Golden provides many corporate success stories. More than 20 case studies offer detailed strategies. These include Freed Maxick Battaglia: A CPA firm’s 10-week campaign to attract new business; Mark Bailey & Co., Ltd.: An ongoing campaign for audits of small, public companies; McKonly & Asbury: An approach to earning the trust of, and business from, local family-owned businesses; and Tracy Coenen’s Fraud Files blog, which established her niche in a fraud and forensic practice.
Like Dan Schwabel, Chris Brogan, and Erik Deckers and Kyle Lacy, Golden discusses what to do, and what to avoid, when branding oneself individually. Presenting oneself online in a corporate-like, sanitized, inauthentic way is doomed to fail. Authenticity is a core value, and the online community generally rewards usefulness and altruism. Trust, transparency, and giving freely to the community are core to social capital.
In the book’s second half Golden details how to set up and use social media tools. She discusses the importance of using LinkedIn, in part because it’s highly searchable and well ranked in Google. She advises using Twitter not so much to talk about yourself, but to share information that can help others and to go out of your way to name others outside of your organization.

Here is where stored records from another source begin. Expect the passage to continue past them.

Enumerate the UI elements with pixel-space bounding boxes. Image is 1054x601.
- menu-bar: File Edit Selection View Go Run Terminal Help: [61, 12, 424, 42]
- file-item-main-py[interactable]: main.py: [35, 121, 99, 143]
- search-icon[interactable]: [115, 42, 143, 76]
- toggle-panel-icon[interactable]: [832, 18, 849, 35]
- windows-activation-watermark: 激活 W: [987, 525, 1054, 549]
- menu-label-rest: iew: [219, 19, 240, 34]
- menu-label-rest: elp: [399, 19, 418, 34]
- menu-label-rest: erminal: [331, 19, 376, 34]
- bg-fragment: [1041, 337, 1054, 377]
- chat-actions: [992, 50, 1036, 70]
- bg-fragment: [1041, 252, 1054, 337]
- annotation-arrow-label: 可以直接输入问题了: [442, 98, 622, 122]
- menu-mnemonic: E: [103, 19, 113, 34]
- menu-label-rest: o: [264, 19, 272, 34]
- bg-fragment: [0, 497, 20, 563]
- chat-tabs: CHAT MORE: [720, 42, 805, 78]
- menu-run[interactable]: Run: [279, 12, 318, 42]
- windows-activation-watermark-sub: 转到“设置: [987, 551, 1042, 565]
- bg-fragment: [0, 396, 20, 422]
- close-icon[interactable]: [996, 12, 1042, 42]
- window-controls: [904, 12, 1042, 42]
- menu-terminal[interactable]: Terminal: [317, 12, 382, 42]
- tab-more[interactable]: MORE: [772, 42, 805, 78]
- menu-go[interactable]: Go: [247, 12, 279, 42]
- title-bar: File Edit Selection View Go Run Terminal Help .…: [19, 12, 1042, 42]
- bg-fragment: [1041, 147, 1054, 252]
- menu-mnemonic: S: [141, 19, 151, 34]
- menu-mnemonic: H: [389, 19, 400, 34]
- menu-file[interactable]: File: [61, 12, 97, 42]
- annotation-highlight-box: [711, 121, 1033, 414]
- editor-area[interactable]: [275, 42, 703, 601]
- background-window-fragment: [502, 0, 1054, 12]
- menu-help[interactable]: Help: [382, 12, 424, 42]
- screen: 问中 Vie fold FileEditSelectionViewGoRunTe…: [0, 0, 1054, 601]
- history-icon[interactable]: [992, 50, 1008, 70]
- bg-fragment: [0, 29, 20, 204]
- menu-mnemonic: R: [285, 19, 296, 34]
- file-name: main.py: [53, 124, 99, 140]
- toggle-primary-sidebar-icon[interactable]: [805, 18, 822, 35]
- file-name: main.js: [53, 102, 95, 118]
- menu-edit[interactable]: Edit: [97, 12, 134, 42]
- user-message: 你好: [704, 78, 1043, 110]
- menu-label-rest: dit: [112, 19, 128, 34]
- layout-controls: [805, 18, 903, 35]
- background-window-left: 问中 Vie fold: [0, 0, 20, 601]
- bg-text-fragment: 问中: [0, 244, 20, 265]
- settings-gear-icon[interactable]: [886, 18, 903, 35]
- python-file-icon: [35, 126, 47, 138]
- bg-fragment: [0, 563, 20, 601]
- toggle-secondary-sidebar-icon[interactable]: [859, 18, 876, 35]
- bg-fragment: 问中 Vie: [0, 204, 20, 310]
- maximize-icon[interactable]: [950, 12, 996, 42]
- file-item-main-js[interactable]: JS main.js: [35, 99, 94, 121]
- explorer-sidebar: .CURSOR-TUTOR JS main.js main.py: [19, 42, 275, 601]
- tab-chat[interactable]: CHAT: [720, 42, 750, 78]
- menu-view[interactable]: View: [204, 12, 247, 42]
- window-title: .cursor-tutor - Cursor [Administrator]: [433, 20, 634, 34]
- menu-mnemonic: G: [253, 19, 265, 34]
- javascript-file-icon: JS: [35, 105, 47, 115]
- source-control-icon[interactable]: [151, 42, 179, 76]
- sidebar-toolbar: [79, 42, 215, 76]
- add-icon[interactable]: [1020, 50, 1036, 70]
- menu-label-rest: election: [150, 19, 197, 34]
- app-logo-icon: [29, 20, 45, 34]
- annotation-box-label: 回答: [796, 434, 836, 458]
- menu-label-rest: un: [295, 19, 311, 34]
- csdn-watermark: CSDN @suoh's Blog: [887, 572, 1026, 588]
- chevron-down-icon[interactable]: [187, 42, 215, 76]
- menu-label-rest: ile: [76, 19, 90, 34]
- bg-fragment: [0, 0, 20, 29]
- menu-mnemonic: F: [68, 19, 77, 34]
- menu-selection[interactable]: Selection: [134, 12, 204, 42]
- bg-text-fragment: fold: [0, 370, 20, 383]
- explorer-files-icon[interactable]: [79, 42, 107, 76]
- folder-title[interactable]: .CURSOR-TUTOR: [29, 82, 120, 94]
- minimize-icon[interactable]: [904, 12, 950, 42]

She explains how to use social bookmarking sites like Delicious, Digg.com, Alltop.com, Friendfeed, and Stumbleupon to collect and tag content relevant to your industry. Search for content already tagged in useful ways, then filter and share that information through bookmarks of your own.
I found Social Media Strategies to be thorough, well organized, and satisfying. I believe it has helped me create a more effective online presence.